It is a mad idea that works pretty well, but there’s more. The plot gives us the story of Eric Glamis’s blood-stained wade to rock stardom, clambering over the corpses of rivals, terrified by their ghosts and meeting a murky end when enemies approach carrying branches torn, no doubt, from the woods of Soho Square.

First seen wandering wimpishly through the deadend streets of W1, Philip Reed’s Eric is chosen by three witchlike creatures – a backing group – as a candidate for fame. Renamed Thane Cawdor, he proves a sensation on drums, and even more so on guitar, and after interfering with his rival’s bike – “Is this a spanner I see before me?” – reaches the top from which, of course, nemesis tips him off.

And animating all this nonsense is a score of rock hits from the Fifties and Sixties, chosen, as in the tradition of the best musicals, to express and even thrust forward the plotline. It is great to hear these evergreens performed live again – Leader of the Pack, Tell Laura I Love Her, Shakin’ All Over and the rest – and only the excessive feedback spoilt them. Unwanted blasts often obliterated the dialogue and needs to be remedied.

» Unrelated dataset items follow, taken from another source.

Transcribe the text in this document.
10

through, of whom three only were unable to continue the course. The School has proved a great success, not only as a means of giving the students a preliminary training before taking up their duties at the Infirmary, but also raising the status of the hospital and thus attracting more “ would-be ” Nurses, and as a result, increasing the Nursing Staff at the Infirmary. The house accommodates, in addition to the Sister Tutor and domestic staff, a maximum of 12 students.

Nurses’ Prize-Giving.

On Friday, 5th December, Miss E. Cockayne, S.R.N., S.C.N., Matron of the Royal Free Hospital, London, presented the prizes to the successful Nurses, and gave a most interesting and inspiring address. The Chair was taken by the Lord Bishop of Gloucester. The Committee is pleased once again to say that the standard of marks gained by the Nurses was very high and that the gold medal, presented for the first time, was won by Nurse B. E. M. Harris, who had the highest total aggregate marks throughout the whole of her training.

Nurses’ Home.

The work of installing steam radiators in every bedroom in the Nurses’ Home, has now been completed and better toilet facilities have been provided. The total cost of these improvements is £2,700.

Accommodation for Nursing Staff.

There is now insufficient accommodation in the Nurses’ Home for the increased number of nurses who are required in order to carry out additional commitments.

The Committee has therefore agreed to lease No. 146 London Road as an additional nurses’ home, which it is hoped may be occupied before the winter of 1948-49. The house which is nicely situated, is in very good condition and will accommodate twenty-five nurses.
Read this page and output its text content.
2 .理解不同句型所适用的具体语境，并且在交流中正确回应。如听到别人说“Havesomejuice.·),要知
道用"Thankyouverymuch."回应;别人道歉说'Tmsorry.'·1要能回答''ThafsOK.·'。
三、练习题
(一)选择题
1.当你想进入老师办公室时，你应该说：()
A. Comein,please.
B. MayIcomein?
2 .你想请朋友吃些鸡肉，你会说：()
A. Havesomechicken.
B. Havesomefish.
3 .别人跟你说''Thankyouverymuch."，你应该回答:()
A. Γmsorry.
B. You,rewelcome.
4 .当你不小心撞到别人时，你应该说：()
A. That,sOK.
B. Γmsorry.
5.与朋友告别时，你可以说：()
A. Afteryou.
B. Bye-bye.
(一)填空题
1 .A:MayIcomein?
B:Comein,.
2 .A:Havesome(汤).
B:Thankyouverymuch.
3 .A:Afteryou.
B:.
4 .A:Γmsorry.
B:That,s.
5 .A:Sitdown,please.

The cast of nine, along with the director Matt Devitt, who played Eric in the original production, belong to the Queen’s Theatre’s resident company of actor-musicians, Cut to the Chase. This recent development in the genre of stage musicals is one I welcome with enthusiasm. Something magical occurs when characters pick up guitar, trumpet or sax and continue their characterisation not just through singing but in playing the accompanying instrument, too. Devitt whirls the show along, in, on and around Mark Walters’s mobile set of Soho seediness. The company are expert and when the feedback behaves itself the evening will become excellent.